For more than four decades, comedian Jerry Lewis hosted the MDA Labor Day Telethon on behalf of the Muscular Dystrophy Association. That annual event helped the MDA become the nation’s largest non-government source of funding for neuromuscular disease research, with more than $1.4 billion disbursed since its establishment 68 years ago.
Later this month, the Chicago-based nonprofit will combine its yearly clinical and scientific conferences for the first time with its 2019 MDA Clinical and Scientific Conference from April 14–17 at the Hyatt Regency in Orlando, Florida.
“Jerry put us on the map,” MDA president and CEO Lynn O’Connor Vos said in a phone interview with BioNews Services, which publishes this website. “A lot of people over 60 recognize the organization, but the question is now, how do we engage younger people in our cause? In coming months, you’ll see a tremendous focus on science, care, and the future of research.”
To that end, the Orlando conference is expected to attract more than 1,000 medical and scientific experts in a variety of neuromuscular disorders including amyotrophic lateral disease (ALS), Duchenne muscular dystrophy (DMD), spinal muscular atrophy (SMA) and Charcot-Marie-Tooth disease. BioNews Services plans to cover the conference onsite.
To register, click here. Fees range from $300 for students, $550 for nonprofit groups or patient advocates, and $650 for academic physicians, to $1,200 for industry executives.
The agenda features a keynote address by Janet Woodcock, MD, director of the Center for Drug Evaluation and Research at the U.S. Food and Drug Administration (FDA); an FDA panel led by Woodcock and Peter Marks, MD, PhD, director of the agency’s Center for Biologics Evaluation and Research; 13 clinical sessions; 10 scientific sessions; and an MDA Scholars Networking Session aimed at showcasing neuromuscular disease research by 50 to 60 young MDA-funded scientists.
Join our ALS forums: an online community especially for patients with Amyotrophic Lateral Sclerosis.
In 2018, the MDA awarded 88 new research grants worth a combined $23 million, in addition to 224 active grants with a total funding commitment exceeding $58 million.

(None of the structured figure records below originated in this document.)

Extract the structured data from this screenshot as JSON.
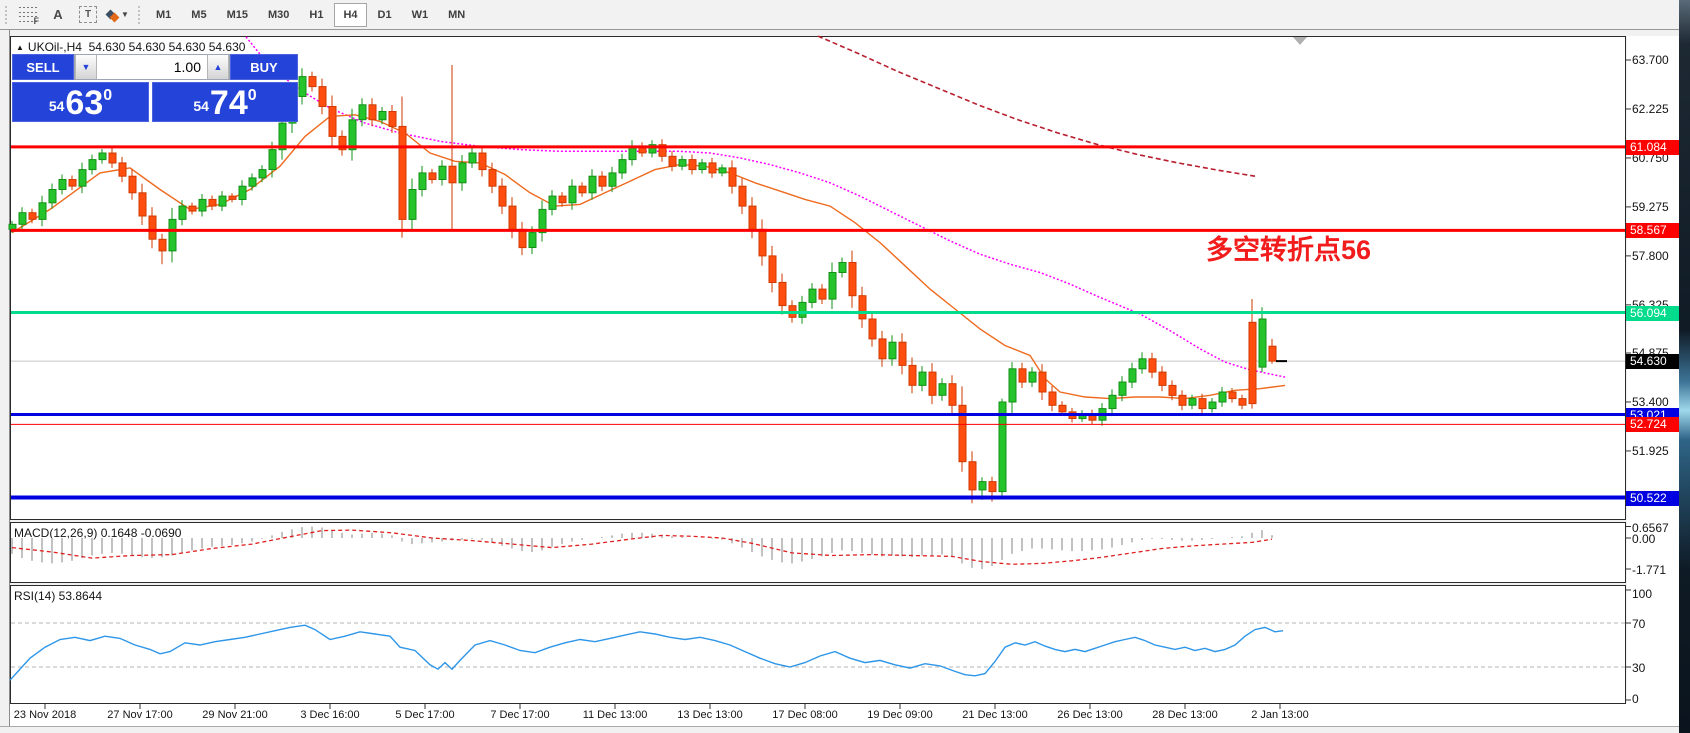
{
  "toolbar": {
    "tools": [
      {
        "name": "fibonacci",
        "glyph": "F"
      },
      {
        "name": "text",
        "glyph": "A"
      },
      {
        "name": "text-label",
        "glyph": "T"
      },
      {
        "name": "arrows",
        "glyph": "▼"
      }
    ],
    "timeframes": [
      "M1",
      "M5",
      "M15",
      "M30",
      "H1",
      "H4",
      "D1",
      "W1",
      "MN"
    ],
    "active_timeframe": "H4"
  },
  "header": {
    "symbol_marker": "▲",
    "title": "UKOil-,H4",
    "ohlc_text": "54.630 54.630 54.630 54.630"
  },
  "trade_panel": {
    "sell_label": "SELL",
    "buy_label": "BUY",
    "volume": "1.00",
    "sell_price": {
      "small": "54",
      "big": "63",
      "sup": "0"
    },
    "buy_price": {
      "small": "54",
      "big": "74",
      "sup": "0"
    }
  },
  "annotation": {
    "text": "多空转折点56",
    "color": "#f21c1c"
  },
  "price_axis": {
    "ticks": [
      "63.700",
      "62.225",
      "60.750",
      "59.275",
      "57.800",
      "56.325",
      "54.875",
      "53.400",
      "51.925"
    ],
    "current": {
      "label": "54.630",
      "value": 54.63
    }
  },
  "levels": [
    {
      "value": 61.084,
      "label": "61.084",
      "color": "#fe0000",
      "width": 3
    },
    {
      "value": 58.567,
      "label": "58.567",
      "color": "#fe0000",
      "width": 3
    },
    {
      "value": 56.094,
      "label": "56.094",
      "color": "#00dc8c",
      "width": 3
    },
    {
      "value": 53.021,
      "label": "53.021",
      "color": "#0000e0",
      "width": 3
    },
    {
      "value": 52.724,
      "label": "52.724",
      "color": "#fe0000",
      "width": 1
    },
    {
      "value": 50.522,
      "label": "50.522",
      "color": "#0000e0",
      "width": 4
    }
  ],
  "time_axis": [
    "23 Nov 2018",
    "27 Nov 17:00",
    "29 Nov 21:00",
    "3 Dec 16:00",
    "5 Dec 17:00",
    "7 Dec 17:00",
    "11 Dec 13:00",
    "13 Dec 13:00",
    "17 Dec 08:00",
    "19 Dec 09:00",
    "21 Dec 13:00",
    "26 Dec 13:00",
    "28 Dec 13:00",
    "2 Jan 13:00"
  ],
  "macd": {
    "label_text": "MACD(12,26,9) 0.1648 -0.0690",
    "scale": [
      {
        "label": "0.6567",
        "value": 0.6567
      },
      {
        "label": "0.00",
        "value": 0
      },
      {
        "label": "-1.771",
        "value": -1.771
      }
    ]
  },
  "rsi": {
    "label_text": "RSI(14) 53.8644",
    "scale": [
      {
        "label": "100",
        "value": 100
      },
      {
        "label": "70",
        "value": 70
      },
      {
        "label": "30",
        "value": 30
      },
      {
        "label": "0",
        "value": 0
      }
    ],
    "levels": [
      70,
      30
    ]
  },
  "chart_data": {
    "type": "candlestick",
    "symbol": "UKOil-",
    "timeframe": "H4",
    "first_open": 58.6,
    "closes": [
      58.75,
      59.1,
      58.9,
      59.4,
      59.8,
      60.1,
      59.9,
      60.4,
      60.7,
      60.9,
      60.6,
      60.2,
      59.7,
      59.0,
      58.3,
      57.95,
      58.9,
      59.3,
      59.15,
      59.5,
      59.3,
      59.6,
      59.5,
      59.9,
      60.15,
      60.4,
      61.0,
      61.8,
      62.6,
      63.2,
      62.9,
      62.3,
      61.4,
      61.0,
      61.9,
      62.35,
      61.9,
      62.15,
      61.7,
      58.9,
      59.8,
      60.3,
      60.1,
      60.5,
      60.0,
      60.6,
      60.9,
      60.4,
      59.9,
      59.3,
      58.6,
      58.05,
      58.5,
      59.2,
      59.6,
      59.4,
      59.9,
      59.7,
      60.2,
      59.9,
      60.3,
      60.7,
      61.1,
      60.9,
      61.15,
      60.8,
      60.5,
      60.7,
      60.4,
      60.6,
      60.3,
      60.45,
      59.9,
      59.3,
      58.6,
      57.8,
      57.0,
      56.3,
      55.95,
      56.4,
      56.8,
      56.5,
      57.3,
      57.6,
      56.6,
      55.9,
      55.3,
      54.7,
      55.2,
      54.5,
      53.9,
      54.3,
      53.6,
      53.95,
      53.3,
      51.6,
      50.75,
      51.0,
      50.7,
      53.4,
      54.4,
      54.0,
      54.3,
      53.7,
      53.3,
      53.1,
      52.9,
      53.05,
      52.85,
      53.2,
      53.6,
      54.0,
      54.4,
      54.7,
      54.3,
      53.9,
      53.6,
      53.3,
      53.5,
      53.2,
      53.4,
      53.7,
      53.5,
      53.3,
      53.35,
      55.9,
      54.63
    ],
    "overrides": {
      "15": {
        "l": 57.55
      },
      "29": {
        "h": 63.45
      },
      "39": {
        "l": 58.35
      },
      "44": {
        "h": 63.55,
        "l": 58.6
      },
      "95": {
        "l": 51.3
      },
      "96": {
        "l": 50.35
      },
      "97": {
        "l": 50.45
      },
      "98": {
        "l": 50.4
      },
      "99": {
        "l": 50.55,
        "h": 53.5
      },
      "100": {
        "h": 54.6
      },
      "113": {
        "h": 54.9
      },
      "124": {
        "o": 55.8,
        "h": 56.5,
        "l": 53.2,
        "c": 53.35
      },
      "125": {
        "o": 54.45,
        "h": 56.25,
        "l": 54.3,
        "c": 55.9
      },
      "126": {
        "o": 55.08,
        "h": 55.3,
        "l": 54.55,
        "c": 54.63
      }
    },
    "colors": {
      "bull": "#25c32c",
      "bull_edge": "#129114",
      "bear": "#ff4e10",
      "bear_edge": "#cf3a00",
      "ma_fast": "#ee6a1e",
      "ma_slow": "#ff00ff",
      "ma_long": "#b81e2e",
      "macd_hist": "#c2c2c2",
      "macd_signal": "#e02020",
      "rsi_line": "#2e96e8",
      "bid_line": "#c8c8c8"
    },
    "ma_fast": [
      [
        12,
        58.5
      ],
      [
        50,
        59.2
      ],
      [
        100,
        60.3
      ],
      [
        130,
        60.45
      ],
      [
        160,
        59.8
      ],
      [
        190,
        59.2
      ],
      [
        220,
        59.35
      ],
      [
        250,
        59.8
      ],
      [
        280,
        60.5
      ],
      [
        305,
        61.4
      ],
      [
        330,
        62.0
      ],
      [
        355,
        62.05
      ],
      [
        380,
        61.85
      ],
      [
        405,
        61.5
      ],
      [
        430,
        60.9
      ],
      [
        455,
        60.65
      ],
      [
        480,
        60.6
      ],
      [
        505,
        60.25
      ],
      [
        530,
        59.7
      ],
      [
        555,
        59.3
      ],
      [
        580,
        59.35
      ],
      [
        605,
        59.7
      ],
      [
        630,
        60.05
      ],
      [
        655,
        60.4
      ],
      [
        680,
        60.55
      ],
      [
        705,
        60.5
      ],
      [
        730,
        60.3
      ],
      [
        755,
        60.0
      ],
      [
        780,
        59.75
      ],
      [
        805,
        59.5
      ],
      [
        830,
        59.3
      ],
      [
        855,
        58.8
      ],
      [
        880,
        58.2
      ],
      [
        905,
        57.5
      ],
      [
        930,
        56.8
      ],
      [
        955,
        56.2
      ],
      [
        980,
        55.6
      ],
      [
        1005,
        55.1
      ],
      [
        1030,
        54.8
      ],
      [
        1045,
        54.1
      ],
      [
        1060,
        53.7
      ],
      [
        1085,
        53.55
      ],
      [
        1110,
        53.5
      ],
      [
        1135,
        53.55
      ],
      [
        1160,
        53.55
      ],
      [
        1185,
        53.5
      ],
      [
        1210,
        53.6
      ],
      [
        1235,
        53.75
      ],
      [
        1260,
        53.8
      ],
      [
        1285,
        53.9
      ]
    ],
    "ma_slow": [
      [
        246,
        64.4
      ],
      [
        270,
        63.5
      ],
      [
        300,
        62.8
      ],
      [
        330,
        62.25
      ],
      [
        365,
        61.8
      ],
      [
        400,
        61.5
      ],
      [
        440,
        61.25
      ],
      [
        480,
        61.1
      ],
      [
        520,
        61.0
      ],
      [
        560,
        60.95
      ],
      [
        600,
        60.95
      ],
      [
        640,
        60.95
      ],
      [
        680,
        60.95
      ],
      [
        710,
        60.9
      ],
      [
        740,
        60.75
      ],
      [
        770,
        60.55
      ],
      [
        800,
        60.3
      ],
      [
        830,
        60.0
      ],
      [
        860,
        59.6
      ],
      [
        890,
        59.15
      ],
      [
        920,
        58.7
      ],
      [
        950,
        58.25
      ],
      [
        980,
        57.85
      ],
      [
        1010,
        57.55
      ],
      [
        1040,
        57.3
      ],
      [
        1070,
        56.95
      ],
      [
        1100,
        56.55
      ],
      [
        1140,
        56.05
      ],
      [
        1170,
        55.55
      ],
      [
        1200,
        55.0
      ],
      [
        1225,
        54.6
      ],
      [
        1250,
        54.37
      ],
      [
        1285,
        54.15
      ]
    ],
    "ma_long": [
      [
        818,
        64.42
      ],
      [
        858,
        63.9
      ],
      [
        898,
        63.35
      ],
      [
        938,
        62.85
      ],
      [
        978,
        62.35
      ],
      [
        1018,
        61.9
      ],
      [
        1058,
        61.5
      ],
      [
        1098,
        61.15
      ],
      [
        1138,
        60.85
      ],
      [
        1178,
        60.6
      ],
      [
        1218,
        60.38
      ],
      [
        1255,
        60.2
      ]
    ],
    "macd_hist": [
      -0.9,
      -1.15,
      -1.3,
      -1.4,
      -1.45,
      -1.4,
      -1.3,
      -1.15,
      -1.0,
      -0.9,
      -0.85,
      -0.9,
      -1.0,
      -1.1,
      -1.15,
      -1.1,
      -1.0,
      -0.85,
      -0.7,
      -0.6,
      -0.5,
      -0.45,
      -0.4,
      -0.3,
      -0.2,
      -0.05,
      0.15,
      0.35,
      0.5,
      0.62,
      0.65,
      0.6,
      0.45,
      0.3,
      0.2,
      0.25,
      0.3,
      0.25,
      0.15,
      -0.2,
      -0.35,
      -0.3,
      -0.25,
      -0.2,
      -0.15,
      -0.1,
      -0.05,
      -0.1,
      -0.25,
      -0.45,
      -0.6,
      -0.75,
      -0.8,
      -0.7,
      -0.5,
      -0.35,
      -0.2,
      -0.1,
      0.0,
      0.05,
      0.15,
      0.25,
      0.3,
      0.3,
      0.25,
      0.15,
      0.1,
      0.05,
      0.0,
      0.0,
      -0.05,
      -0.1,
      -0.3,
      -0.55,
      -0.8,
      -1.05,
      -1.25,
      -1.4,
      -1.45,
      -1.35,
      -1.2,
      -1.05,
      -0.85,
      -0.7,
      -0.75,
      -0.85,
      -0.95,
      -1.05,
      -1.0,
      -1.05,
      -1.1,
      -1.0,
      -1.05,
      -0.95,
      -1.1,
      -1.45,
      -1.7,
      -1.77,
      -1.6,
      -1.25,
      -0.9,
      -0.75,
      -0.6,
      -0.6,
      -0.65,
      -0.7,
      -0.75,
      -0.75,
      -0.7,
      -0.65,
      -0.55,
      -0.4,
      -0.25,
      -0.1,
      -0.05,
      -0.05,
      -0.1,
      -0.15,
      -0.15,
      -0.1,
      -0.05,
      0.0,
      0.05,
      0.1,
      0.3,
      0.45,
      0.16
    ],
    "macd_signal": [
      [
        0,
        -0.55
      ],
      [
        4,
        -0.8
      ],
      [
        8,
        -1.15
      ],
      [
        12,
        -1.0
      ],
      [
        16,
        -0.95
      ],
      [
        20,
        -0.6
      ],
      [
        24,
        -0.35
      ],
      [
        28,
        0.1
      ],
      [
        31,
        0.42
      ],
      [
        34,
        0.45
      ],
      [
        38,
        0.3
      ],
      [
        42,
        0.0
      ],
      [
        46,
        -0.15
      ],
      [
        50,
        -0.35
      ],
      [
        54,
        -0.55
      ],
      [
        58,
        -0.35
      ],
      [
        62,
        -0.05
      ],
      [
        65,
        0.15
      ],
      [
        68,
        0.1
      ],
      [
        71,
        0.0
      ],
      [
        74,
        -0.3
      ],
      [
        78,
        -0.85
      ],
      [
        82,
        -1.0
      ],
      [
        86,
        -0.95
      ],
      [
        90,
        -1.0
      ],
      [
        94,
        -1.05
      ],
      [
        97,
        -1.35
      ],
      [
        100,
        -1.5
      ],
      [
        103,
        -1.45
      ],
      [
        106,
        -1.3
      ],
      [
        109,
        -1.1
      ],
      [
        112,
        -0.85
      ],
      [
        115,
        -0.6
      ],
      [
        118,
        -0.45
      ],
      [
        121,
        -0.35
      ],
      [
        124,
        -0.25
      ],
      [
        126,
        -0.07
      ]
    ],
    "rsi": [
      [
        10,
        18
      ],
      [
        18,
        26
      ],
      [
        30,
        38
      ],
      [
        45,
        48
      ],
      [
        60,
        55
      ],
      [
        75,
        57
      ],
      [
        90,
        54
      ],
      [
        105,
        58
      ],
      [
        120,
        56
      ],
      [
        135,
        50
      ],
      [
        150,
        46
      ],
      [
        160,
        42
      ],
      [
        170,
        44
      ],
      [
        185,
        52
      ],
      [
        200,
        50
      ],
      [
        215,
        53
      ],
      [
        230,
        55
      ],
      [
        245,
        57
      ],
      [
        260,
        60
      ],
      [
        275,
        63
      ],
      [
        290,
        66
      ],
      [
        305,
        68
      ],
      [
        315,
        64
      ],
      [
        330,
        55
      ],
      [
        345,
        58
      ],
      [
        360,
        62
      ],
      [
        375,
        60
      ],
      [
        390,
        58
      ],
      [
        400,
        48
      ],
      [
        415,
        45
      ],
      [
        430,
        32
      ],
      [
        438,
        28
      ],
      [
        445,
        34
      ],
      [
        452,
        28
      ],
      [
        460,
        36
      ],
      [
        475,
        50
      ],
      [
        490,
        54
      ],
      [
        505,
        50
      ],
      [
        520,
        45
      ],
      [
        535,
        43
      ],
      [
        550,
        48
      ],
      [
        565,
        52
      ],
      [
        580,
        55
      ],
      [
        595,
        53
      ],
      [
        610,
        56
      ],
      [
        625,
        59
      ],
      [
        640,
        62
      ],
      [
        655,
        60
      ],
      [
        670,
        57
      ],
      [
        685,
        55
      ],
      [
        700,
        57
      ],
      [
        715,
        54
      ],
      [
        730,
        50
      ],
      [
        745,
        44
      ],
      [
        760,
        38
      ],
      [
        775,
        33
      ],
      [
        790,
        30
      ],
      [
        805,
        34
      ],
      [
        820,
        40
      ],
      [
        835,
        44
      ],
      [
        850,
        38
      ],
      [
        865,
        34
      ],
      [
        880,
        36
      ],
      [
        895,
        32
      ],
      [
        910,
        29
      ],
      [
        925,
        33
      ],
      [
        940,
        31
      ],
      [
        955,
        26
      ],
      [
        965,
        23
      ],
      [
        975,
        22
      ],
      [
        985,
        24
      ],
      [
        995,
        35
      ],
      [
        1005,
        48
      ],
      [
        1015,
        52
      ],
      [
        1025,
        50
      ],
      [
        1035,
        53
      ],
      [
        1045,
        49
      ],
      [
        1055,
        46
      ],
      [
        1065,
        44
      ],
      [
        1075,
        46
      ],
      [
        1085,
        44
      ],
      [
        1095,
        47
      ],
      [
        1105,
        50
      ],
      [
        1115,
        53
      ],
      [
        1125,
        55
      ],
      [
        1135,
        57
      ],
      [
        1145,
        54
      ],
      [
        1155,
        50
      ],
      [
        1165,
        48
      ],
      [
        1175,
        46
      ],
      [
        1185,
        48
      ],
      [
        1195,
        45
      ],
      [
        1205,
        47
      ],
      [
        1215,
        44
      ],
      [
        1225,
        46
      ],
      [
        1235,
        50
      ],
      [
        1245,
        58
      ],
      [
        1255,
        64
      ],
      [
        1265,
        66
      ],
      [
        1275,
        62
      ],
      [
        1283,
        63
      ]
    ]
  }
}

“This is an unprecedented time of progress for neuromuscular disease treatments,” the FDA’s Woodcock said in a March 26 press release. “In just the last three years, new therapies have been approved by the FDA, providing previously non-existent therapeutic options to patients who need them most. I look forward to discussing and celebrating these successes, as we welcome a new era in neuromuscular disease treatment and research.”
13 patient groups to participate
Since 2015, six new medicines whose development was funded by MDA have been given FDA approval: Strongbridge Biopharma’s Keveyis (dicholorphenamide) for primary periodic paralysis; Sarepta Therapeutics’ Exondys 51 (eteplirsen) and PTC Therapeutics’ Emflaza (deflazacort) for DMD; Mitsubishi Tanabe Pharma’s Radicava (edaravone) for ALS; Alexion’s Soliris (eculizumab) for myasthenia gravis, and Biogen’s Spinraza (nusinersen) for SMA.
“Before 2016, there were really very few drugs in the neuromuscular category — and now 137 products are in the pipeline. Certainly SMA is leading the charge with Spinraza,” said Vos, adding that researchers have submitted 261 abstracts, 230 of which will be presented in poster sessions over a two-day period.
In addition, Genentech will sponsor a Patient Advocacy Pavilion at the conference, which will take up the entire convention hall of the Hyatt in Orlando. Among the 13 patient groups represented at that pavilion: the ALS Association, the Charcot-Marie-Tooth Association, Cure Duchenne, the Myasthenia Gravis Foundation of America, Parent Project Muscular Dystrophy, and the United Mitochondrial Disease Foundation.
“We want to be recognized as convening other organizations out there, and having them all come together as a community,” said Vos. “There’s too much work to be done for any one single organization. Obviously, funds are limited, but this is our time to get together, so that everyone will have access to what everyone else is doing.”
Also featured at the conference is a two-part gene-targeting therapies session, as well as a newborn screening panel featuring John Crowley of Amicus Therapeutics and other top medical and advocacy experts from various U.S. institutions. In all, the event encompasses 25 sponsors and nearly 30 booths.
Kristin Stephenson, the MDA’s senior vice-president and chief policy and community engagement officer, said her organization is “incredibly grateful” that the FDA’s leadership has agreed to be included on the conference agenda.
“We will soon have treatment options for so many disorders, where there was nothing a very short time ago,” she said. “We’re now thinking as a community about: how do we get access as broadly as possible, and what role will advocacy play in these decisions? It’s a very exciting time, and conversations of this sort will certainly be filling the halls.”